The divisions may be generational. Han Jae Jung lost her husband and elder brother during the war, which ended with an armistice instead of a peace treaty. Now she can’t sleep.
“I’m paranoid about another war,” the 70 year-old said on her way to visit her pastor. “If North Korea attacks, I’m not going to run. I’d prefer to wait for death at home.”
Nearby at Bosingak square, which houses a bell tower restored after it was destroyed during the war, Oh Gyeong Hoon, 38, played on an iPad while enjoying the spring weather.
“Even if North Korea attacks tomorrow, I won’t be bothered,” the Metlife Inc. (MET) office worker said. “North Korea will make another provocation for the sake of showing off.”
Such calm belies rising aggression. North Korea fired a long-range missile in December then detonated its third nuclear bomb in February in defiance of international sanctions, and says U.S.-South Korean drills that began in March and last through the end of April are rehearsals for attacks against it.
The U.S. has responded by flying nuclear-capable B-52 bombers and B-2 stealth bombers over the Korean peninsula. It has also sent two Navy destroyers to the region and is deploying a missile-defense system to Guam. Defense Secretary Chuck Hagel over the weekend decided to postpone an intercontinental ballistic missile test to avoid exacerbating the situation, according to a Pentagon official who asked not to be named.
As a result, South Korea’s government should be raising civilian alert levels, said Sung Nak Sul, a judicial scrivener who served as a major in the army from 1977 to 1985, including near the border.
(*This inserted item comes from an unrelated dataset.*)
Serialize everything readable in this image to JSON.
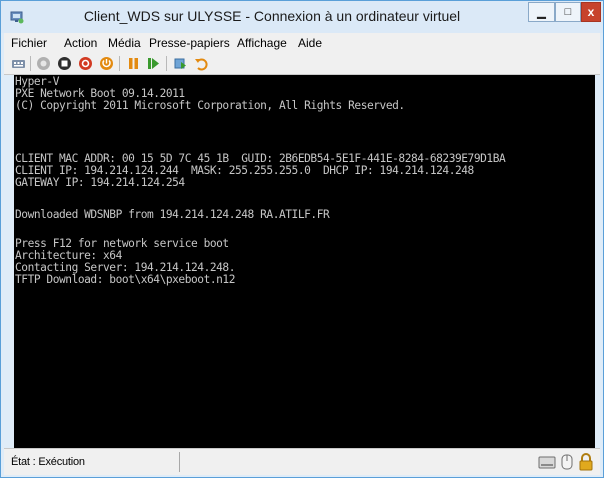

“Whether wanted or not, the war can happen at any time and we have to fight to win,” said the 64-year-old Sung, adding that his four children say he’s too combative. “Looking around Seoul and the general lack of security awareness -- that’s what’s frightening.”
Seoul’s residents don’t have to go far to see reminders of the risks associated with proximity to the North. The city’s subway stations double as evacuation points in case of emergency. Almost 350 gas masks and two oxygen tanks are stocked on each side of the track at Jonggak station in central Seoul, used by nearly 100,000 people every day, said Lee Kang Se, a spokesman for Seoul Metro.
South Korea began holding monthly nationwide evacuation drills in 1972 in case of North Korean attack. Nowadays they happen once a year, and the National Emergency Management Agency is considering an additional drill in light of the North’s recent threats, the agency’s civil defense director Han Kwang Soon said in a phone interview.
In the meantime, residents cope in different ways.
“My mom recently put up newspaper clippings on the fridge on what to buy to prepare for a war and where to evacuate to,” said Kim Hannah, a 23-year-old trade major at the University of Incheon, west of Seoul. “This is the first time she’s shown so much concern for North Korea, but she also hasn’t done any of the things the clippings say we should be doing.”